Yaygara koparılmasına şaşırıyorum. Almanya ve ABD Türkiye’yi dinlemiş. Recep T. Erdoğan’a, “Bizi dinlemişler. Ne diyorsunuz?” diye soruyorlar. O da: “Herkes herkesi dinliyor.” diyor. 
Dinlerler... Kim kime, “Niçin bizi dinliyorsun?” diye sorabilir ki. Bütün bilgilerimiz dünyanın belli başlı ülkelerinin elindedir. İsrail’in de tabiî; ABD’nin hâkimi İsrail!
“Herkes herkesi dinliyor.” demesi R. T. Erdoğan’ın nadir katıldığım sözlerinden biridir.

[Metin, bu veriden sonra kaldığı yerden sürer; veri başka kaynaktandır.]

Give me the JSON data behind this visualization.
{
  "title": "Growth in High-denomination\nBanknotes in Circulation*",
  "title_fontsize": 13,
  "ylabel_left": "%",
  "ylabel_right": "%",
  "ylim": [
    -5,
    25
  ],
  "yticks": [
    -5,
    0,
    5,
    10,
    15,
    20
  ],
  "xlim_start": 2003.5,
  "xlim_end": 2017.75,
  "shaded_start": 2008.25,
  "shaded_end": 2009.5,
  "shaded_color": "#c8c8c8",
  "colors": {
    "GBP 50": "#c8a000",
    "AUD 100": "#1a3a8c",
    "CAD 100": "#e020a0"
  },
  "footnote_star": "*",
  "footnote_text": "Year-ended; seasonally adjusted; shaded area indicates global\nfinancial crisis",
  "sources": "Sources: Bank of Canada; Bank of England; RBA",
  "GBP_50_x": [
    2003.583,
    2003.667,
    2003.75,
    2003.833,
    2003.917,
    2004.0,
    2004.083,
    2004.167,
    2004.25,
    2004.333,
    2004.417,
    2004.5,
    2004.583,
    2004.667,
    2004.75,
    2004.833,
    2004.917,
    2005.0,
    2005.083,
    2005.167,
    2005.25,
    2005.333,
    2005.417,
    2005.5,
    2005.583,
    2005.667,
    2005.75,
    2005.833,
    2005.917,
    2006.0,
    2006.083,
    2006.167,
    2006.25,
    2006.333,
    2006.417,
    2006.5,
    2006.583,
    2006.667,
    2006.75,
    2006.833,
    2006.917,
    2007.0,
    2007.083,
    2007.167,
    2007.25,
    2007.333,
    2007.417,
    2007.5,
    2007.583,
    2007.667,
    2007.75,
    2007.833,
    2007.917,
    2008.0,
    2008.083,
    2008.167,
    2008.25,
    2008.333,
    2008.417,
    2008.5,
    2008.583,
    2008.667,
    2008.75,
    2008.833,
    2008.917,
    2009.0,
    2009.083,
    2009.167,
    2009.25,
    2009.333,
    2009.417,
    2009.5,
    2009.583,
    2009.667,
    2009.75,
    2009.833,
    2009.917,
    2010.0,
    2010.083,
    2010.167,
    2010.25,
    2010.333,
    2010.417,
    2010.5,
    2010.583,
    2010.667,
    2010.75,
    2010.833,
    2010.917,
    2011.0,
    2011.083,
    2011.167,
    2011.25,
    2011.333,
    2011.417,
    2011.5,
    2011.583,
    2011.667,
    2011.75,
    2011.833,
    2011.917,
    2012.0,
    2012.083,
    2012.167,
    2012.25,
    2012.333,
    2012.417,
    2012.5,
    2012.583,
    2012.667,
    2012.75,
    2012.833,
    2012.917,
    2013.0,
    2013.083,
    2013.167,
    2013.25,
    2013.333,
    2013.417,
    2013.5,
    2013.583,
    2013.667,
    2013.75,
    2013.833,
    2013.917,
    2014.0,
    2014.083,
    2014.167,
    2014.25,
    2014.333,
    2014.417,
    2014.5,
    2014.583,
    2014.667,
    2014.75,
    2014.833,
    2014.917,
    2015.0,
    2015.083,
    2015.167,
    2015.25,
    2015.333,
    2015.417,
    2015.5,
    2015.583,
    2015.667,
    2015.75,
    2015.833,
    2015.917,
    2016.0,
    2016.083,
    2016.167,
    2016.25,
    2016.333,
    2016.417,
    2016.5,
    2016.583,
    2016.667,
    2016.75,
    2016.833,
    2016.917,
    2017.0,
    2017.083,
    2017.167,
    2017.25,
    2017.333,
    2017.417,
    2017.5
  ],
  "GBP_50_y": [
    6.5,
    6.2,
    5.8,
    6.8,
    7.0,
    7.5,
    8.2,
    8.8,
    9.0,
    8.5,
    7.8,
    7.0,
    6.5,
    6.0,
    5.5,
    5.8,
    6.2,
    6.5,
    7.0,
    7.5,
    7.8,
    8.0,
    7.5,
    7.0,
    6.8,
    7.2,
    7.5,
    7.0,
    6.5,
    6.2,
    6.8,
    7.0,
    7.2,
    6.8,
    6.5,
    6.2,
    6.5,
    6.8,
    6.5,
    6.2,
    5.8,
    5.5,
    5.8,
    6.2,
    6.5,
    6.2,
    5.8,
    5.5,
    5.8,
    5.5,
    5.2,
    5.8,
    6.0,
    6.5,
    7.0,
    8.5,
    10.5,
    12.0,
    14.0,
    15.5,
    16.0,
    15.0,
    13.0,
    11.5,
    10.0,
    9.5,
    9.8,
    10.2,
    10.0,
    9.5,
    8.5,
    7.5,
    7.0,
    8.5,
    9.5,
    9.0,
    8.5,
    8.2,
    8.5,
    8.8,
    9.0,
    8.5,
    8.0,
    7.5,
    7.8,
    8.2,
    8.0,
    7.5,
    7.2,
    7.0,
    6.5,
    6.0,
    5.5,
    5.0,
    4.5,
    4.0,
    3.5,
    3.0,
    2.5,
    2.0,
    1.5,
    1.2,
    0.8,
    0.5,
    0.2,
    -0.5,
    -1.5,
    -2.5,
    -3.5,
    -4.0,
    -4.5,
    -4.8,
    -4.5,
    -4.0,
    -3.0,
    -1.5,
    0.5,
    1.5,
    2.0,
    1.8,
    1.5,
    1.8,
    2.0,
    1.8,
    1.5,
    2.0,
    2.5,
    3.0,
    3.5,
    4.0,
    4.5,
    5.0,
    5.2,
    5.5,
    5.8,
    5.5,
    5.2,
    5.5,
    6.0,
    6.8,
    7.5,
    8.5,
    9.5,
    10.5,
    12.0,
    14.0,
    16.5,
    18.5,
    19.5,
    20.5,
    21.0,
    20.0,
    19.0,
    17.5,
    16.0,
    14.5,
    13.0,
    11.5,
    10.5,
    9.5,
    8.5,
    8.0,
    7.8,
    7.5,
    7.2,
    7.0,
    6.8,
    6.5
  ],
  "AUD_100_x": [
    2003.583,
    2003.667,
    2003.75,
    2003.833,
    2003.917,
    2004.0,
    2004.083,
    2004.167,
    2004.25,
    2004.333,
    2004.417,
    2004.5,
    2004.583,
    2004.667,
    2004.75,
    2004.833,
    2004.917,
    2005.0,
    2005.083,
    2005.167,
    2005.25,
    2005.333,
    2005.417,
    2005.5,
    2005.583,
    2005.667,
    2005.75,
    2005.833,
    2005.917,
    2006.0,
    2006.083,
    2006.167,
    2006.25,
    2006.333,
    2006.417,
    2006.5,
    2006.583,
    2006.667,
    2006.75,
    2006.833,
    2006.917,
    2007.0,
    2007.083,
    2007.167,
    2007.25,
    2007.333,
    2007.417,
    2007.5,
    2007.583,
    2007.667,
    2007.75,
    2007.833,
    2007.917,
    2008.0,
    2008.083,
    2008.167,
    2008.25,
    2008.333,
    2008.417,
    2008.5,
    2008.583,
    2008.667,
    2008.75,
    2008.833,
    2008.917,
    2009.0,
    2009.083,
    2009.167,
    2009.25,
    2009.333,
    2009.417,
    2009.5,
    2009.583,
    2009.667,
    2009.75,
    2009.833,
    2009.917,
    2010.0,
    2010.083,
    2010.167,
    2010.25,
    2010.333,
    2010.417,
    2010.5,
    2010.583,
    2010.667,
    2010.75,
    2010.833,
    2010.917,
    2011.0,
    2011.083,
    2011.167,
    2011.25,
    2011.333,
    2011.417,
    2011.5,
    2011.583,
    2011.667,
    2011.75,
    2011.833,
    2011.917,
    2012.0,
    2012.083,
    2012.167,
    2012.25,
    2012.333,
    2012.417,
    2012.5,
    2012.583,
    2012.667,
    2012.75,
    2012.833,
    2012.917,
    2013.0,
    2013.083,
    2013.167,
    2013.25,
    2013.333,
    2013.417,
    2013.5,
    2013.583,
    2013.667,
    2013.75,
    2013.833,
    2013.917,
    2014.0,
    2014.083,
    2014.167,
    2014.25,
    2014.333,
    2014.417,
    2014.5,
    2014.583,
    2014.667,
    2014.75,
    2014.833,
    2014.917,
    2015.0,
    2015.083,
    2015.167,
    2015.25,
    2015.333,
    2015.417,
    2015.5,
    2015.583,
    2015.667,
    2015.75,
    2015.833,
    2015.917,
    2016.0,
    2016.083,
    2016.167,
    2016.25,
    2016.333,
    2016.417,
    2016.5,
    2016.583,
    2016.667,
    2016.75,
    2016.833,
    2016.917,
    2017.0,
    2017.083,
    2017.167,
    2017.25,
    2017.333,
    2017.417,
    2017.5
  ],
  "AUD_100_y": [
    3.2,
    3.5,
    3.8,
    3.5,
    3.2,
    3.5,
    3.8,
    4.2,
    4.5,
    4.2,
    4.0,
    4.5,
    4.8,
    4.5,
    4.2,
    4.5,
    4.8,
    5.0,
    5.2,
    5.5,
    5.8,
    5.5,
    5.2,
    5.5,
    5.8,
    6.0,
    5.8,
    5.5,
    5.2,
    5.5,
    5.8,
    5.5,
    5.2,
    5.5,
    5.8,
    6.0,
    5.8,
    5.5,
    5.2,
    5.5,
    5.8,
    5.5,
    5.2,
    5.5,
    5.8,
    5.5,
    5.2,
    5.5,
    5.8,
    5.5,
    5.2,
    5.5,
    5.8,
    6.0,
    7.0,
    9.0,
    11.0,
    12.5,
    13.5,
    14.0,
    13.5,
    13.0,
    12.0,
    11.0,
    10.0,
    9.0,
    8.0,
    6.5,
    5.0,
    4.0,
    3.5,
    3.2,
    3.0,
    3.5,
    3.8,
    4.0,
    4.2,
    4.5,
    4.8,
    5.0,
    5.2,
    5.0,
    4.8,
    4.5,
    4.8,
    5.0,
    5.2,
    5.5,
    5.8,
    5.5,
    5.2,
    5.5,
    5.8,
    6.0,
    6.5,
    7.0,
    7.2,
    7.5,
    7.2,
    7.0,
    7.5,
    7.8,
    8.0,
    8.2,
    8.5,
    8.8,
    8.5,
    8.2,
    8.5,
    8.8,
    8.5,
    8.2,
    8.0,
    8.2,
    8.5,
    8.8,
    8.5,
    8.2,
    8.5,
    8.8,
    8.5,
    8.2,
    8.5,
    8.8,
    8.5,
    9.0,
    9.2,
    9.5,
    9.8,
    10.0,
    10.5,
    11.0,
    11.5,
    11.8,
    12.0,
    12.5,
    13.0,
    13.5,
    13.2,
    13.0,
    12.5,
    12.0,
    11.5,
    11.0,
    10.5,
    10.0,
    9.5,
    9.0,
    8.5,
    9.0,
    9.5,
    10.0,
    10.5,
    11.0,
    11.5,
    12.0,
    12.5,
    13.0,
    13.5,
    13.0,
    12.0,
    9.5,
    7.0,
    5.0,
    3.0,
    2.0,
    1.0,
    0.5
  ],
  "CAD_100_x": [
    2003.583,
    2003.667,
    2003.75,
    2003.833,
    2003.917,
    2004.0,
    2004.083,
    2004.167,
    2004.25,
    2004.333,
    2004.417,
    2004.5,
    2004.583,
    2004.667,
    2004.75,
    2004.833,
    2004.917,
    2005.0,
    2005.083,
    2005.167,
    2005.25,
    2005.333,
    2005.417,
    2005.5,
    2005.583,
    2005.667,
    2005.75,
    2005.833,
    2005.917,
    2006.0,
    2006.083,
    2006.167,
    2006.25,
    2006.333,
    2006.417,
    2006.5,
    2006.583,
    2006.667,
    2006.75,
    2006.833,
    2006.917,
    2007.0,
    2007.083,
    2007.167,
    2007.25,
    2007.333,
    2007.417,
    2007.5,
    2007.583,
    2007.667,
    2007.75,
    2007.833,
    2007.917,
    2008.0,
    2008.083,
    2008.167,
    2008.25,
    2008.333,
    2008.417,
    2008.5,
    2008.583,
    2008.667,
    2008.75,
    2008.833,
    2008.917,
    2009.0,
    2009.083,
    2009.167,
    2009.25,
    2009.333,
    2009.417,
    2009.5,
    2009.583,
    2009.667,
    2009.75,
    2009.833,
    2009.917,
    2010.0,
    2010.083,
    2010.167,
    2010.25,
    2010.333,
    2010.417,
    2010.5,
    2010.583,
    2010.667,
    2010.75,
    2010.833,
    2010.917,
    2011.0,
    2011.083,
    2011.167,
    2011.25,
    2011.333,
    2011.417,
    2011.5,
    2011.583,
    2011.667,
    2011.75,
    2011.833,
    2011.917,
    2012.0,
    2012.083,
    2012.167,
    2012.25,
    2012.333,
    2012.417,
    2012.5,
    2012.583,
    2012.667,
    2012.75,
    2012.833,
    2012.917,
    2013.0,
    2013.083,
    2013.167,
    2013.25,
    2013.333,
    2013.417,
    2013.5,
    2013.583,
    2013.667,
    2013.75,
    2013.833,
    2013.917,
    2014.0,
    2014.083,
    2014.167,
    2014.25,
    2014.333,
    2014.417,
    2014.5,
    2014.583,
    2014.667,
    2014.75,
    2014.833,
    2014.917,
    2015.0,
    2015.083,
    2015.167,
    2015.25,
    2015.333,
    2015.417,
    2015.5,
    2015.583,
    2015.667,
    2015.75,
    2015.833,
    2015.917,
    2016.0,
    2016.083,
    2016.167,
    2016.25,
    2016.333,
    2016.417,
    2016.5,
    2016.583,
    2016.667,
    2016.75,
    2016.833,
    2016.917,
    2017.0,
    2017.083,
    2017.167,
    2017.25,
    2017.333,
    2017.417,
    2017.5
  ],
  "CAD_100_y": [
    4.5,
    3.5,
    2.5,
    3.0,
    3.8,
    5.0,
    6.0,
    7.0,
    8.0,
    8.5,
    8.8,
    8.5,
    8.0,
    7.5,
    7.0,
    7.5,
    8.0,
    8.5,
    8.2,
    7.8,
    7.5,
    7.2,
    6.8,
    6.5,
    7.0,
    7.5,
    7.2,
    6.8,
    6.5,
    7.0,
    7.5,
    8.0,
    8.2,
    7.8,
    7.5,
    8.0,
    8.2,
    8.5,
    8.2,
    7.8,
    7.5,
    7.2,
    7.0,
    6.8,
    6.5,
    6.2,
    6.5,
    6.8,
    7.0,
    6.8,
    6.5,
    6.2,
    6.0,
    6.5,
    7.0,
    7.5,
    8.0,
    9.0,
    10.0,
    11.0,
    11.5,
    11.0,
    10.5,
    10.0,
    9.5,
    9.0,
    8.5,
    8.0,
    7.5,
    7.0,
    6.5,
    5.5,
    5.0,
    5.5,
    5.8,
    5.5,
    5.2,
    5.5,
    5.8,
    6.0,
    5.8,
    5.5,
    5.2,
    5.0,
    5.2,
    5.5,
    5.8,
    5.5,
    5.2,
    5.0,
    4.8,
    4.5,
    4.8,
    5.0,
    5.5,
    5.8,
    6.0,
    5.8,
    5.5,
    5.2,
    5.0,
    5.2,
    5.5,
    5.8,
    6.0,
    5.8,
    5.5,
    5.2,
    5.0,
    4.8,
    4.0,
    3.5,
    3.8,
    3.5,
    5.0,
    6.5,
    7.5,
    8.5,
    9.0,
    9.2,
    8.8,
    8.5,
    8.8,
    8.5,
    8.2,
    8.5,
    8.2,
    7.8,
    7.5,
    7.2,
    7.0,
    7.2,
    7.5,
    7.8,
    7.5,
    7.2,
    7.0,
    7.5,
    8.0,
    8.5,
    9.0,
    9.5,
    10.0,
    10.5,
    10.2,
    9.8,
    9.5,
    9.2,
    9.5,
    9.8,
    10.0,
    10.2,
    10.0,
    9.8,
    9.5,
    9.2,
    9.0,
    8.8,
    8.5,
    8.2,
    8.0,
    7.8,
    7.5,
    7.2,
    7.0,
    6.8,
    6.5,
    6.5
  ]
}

Dinlenilme, R. T. Erdoğan’ın içindeki yaradır. Ömür boyu o yarayla yaşayacak. Kimsenin bilmesini istemediği bilgileri fâş oldu. (Bir anekdot: 1970’li yıllar... DTCF’deyiz. Ülkü Ocakları’nın genel merkezi fakülteye yakın... Demirtepe’de Necatibey Caddesi’nden çıkarken solda köprü başında ikinci binadaydı. Okulun bir meselesi için o zamanki Ülkü Ocakları Başkanı Muharrem Şemsek’le görüşmeye (muhtemelen takviye güç için!) gittim. O sıra daha hapisten çıkmamış eski Ülkü Ocakları Başkanı İbrahim Doğan iki jandarma arasında gelmesin mi! Ya mahkeme, ya hastane için dışarıda. Ben de odadayım. M. Şemsek, sol tarafında bulunan radyoyu açtıktan sonra konuşmaya başladı. Radyo sesi dinlemelere karşı o zaman bir tedbirdi. Şimdiye kadar bilinmeyen bir notu da aktarmış olayım.)
R. T. Erdoğan, 4. dalga da gelecek dediğine göre, operasyonları bizzat yönetiyor. Günbegün kendisine rapor geliyor, şifahî değerlendirmelerinden sonra (Belge bırakmamak için yazılı vermez!) yeni operasyon için talimat veriyordur.
Suç icat etmek zor değil. “Ergenekon”a bak, polis operasyonlarını ve ardından gelecek muhtemel “Paralel” operasyonlarını gör. Şunu bilin ki, bu “Paralel”, bir “cemaat”in ötesinde, istenmeyen herkestir. 
“Ergenekon” dan tecrübe kazanıldığı için, suç icadında daha dakik davranılacaktır. Nasıl yapacaklar bilmiyorum. Şu ana kadar dişe dokunur bir suç da icat edemediler. 
Anayasa Mahkemesi Başkanı Haşim Kılıç, tam yerinde konuştu. Diyor ki:
“[Paralel Yapı suçlaması için] Mutlaka ortaya belgenin ve bilginin konması lazım. Belge ve bilgi olmadan insanlar itham edilerek çok ciddî yanlışlar yapılıyor. Hem kendi kurumum hem diğer kurumlar için söylüyorum. İmzasız bir yığın dilekçe geliyor, ‘şu şucu, bu bucu’ diye. Fişlemeler yapılıyor. Bana da fişleme usûlü bir liste geldi ve ben o listeyi kaldırdım attım, bütün kuruma ilişkin bir listeydi. Ne imza var ne bir şey var; hiçbir şey yok. Kendine göre bir fişleme yapmış.” 
Anayasa Mahkemesi Başkanı’nın sözleri ortada... Savcılar, hâkimler bu sözlerden bir mana çıkaracaklar mı? Tutuklama için topladıkları “delil”, verdikleri “karar” ne derece hukuka uygun?
Keyfîlik öyle bir an gelir ki herkese dokunur. Kendi başına gelmesini istemediğinin başkasının başına gelmesini de istememelisin.
25 Aralık’ta R. T. Erdoğan’ın müdahalesiyle akîm bırakılan büyük rüşvet ve yolsuzluk operasyonu için takipsizlik kararı verilmiş. Savcıların gerekçeleri ibretlik... Buna şimdi girmeyeceğim. 
Acaba daha önce operasyon isteyenler, topladıkları bilgilerin, belgelerin bir kopyasını ayrı bir yerde muhafaza ediyorlar mı? Başlarına gelecekleri tahmin edip bu bilgi ve belgeleri depolamaları şart. İnşallah depolamışlardır.
Nasıl olsa 25 Aralık dosyaları yeniden açılacak.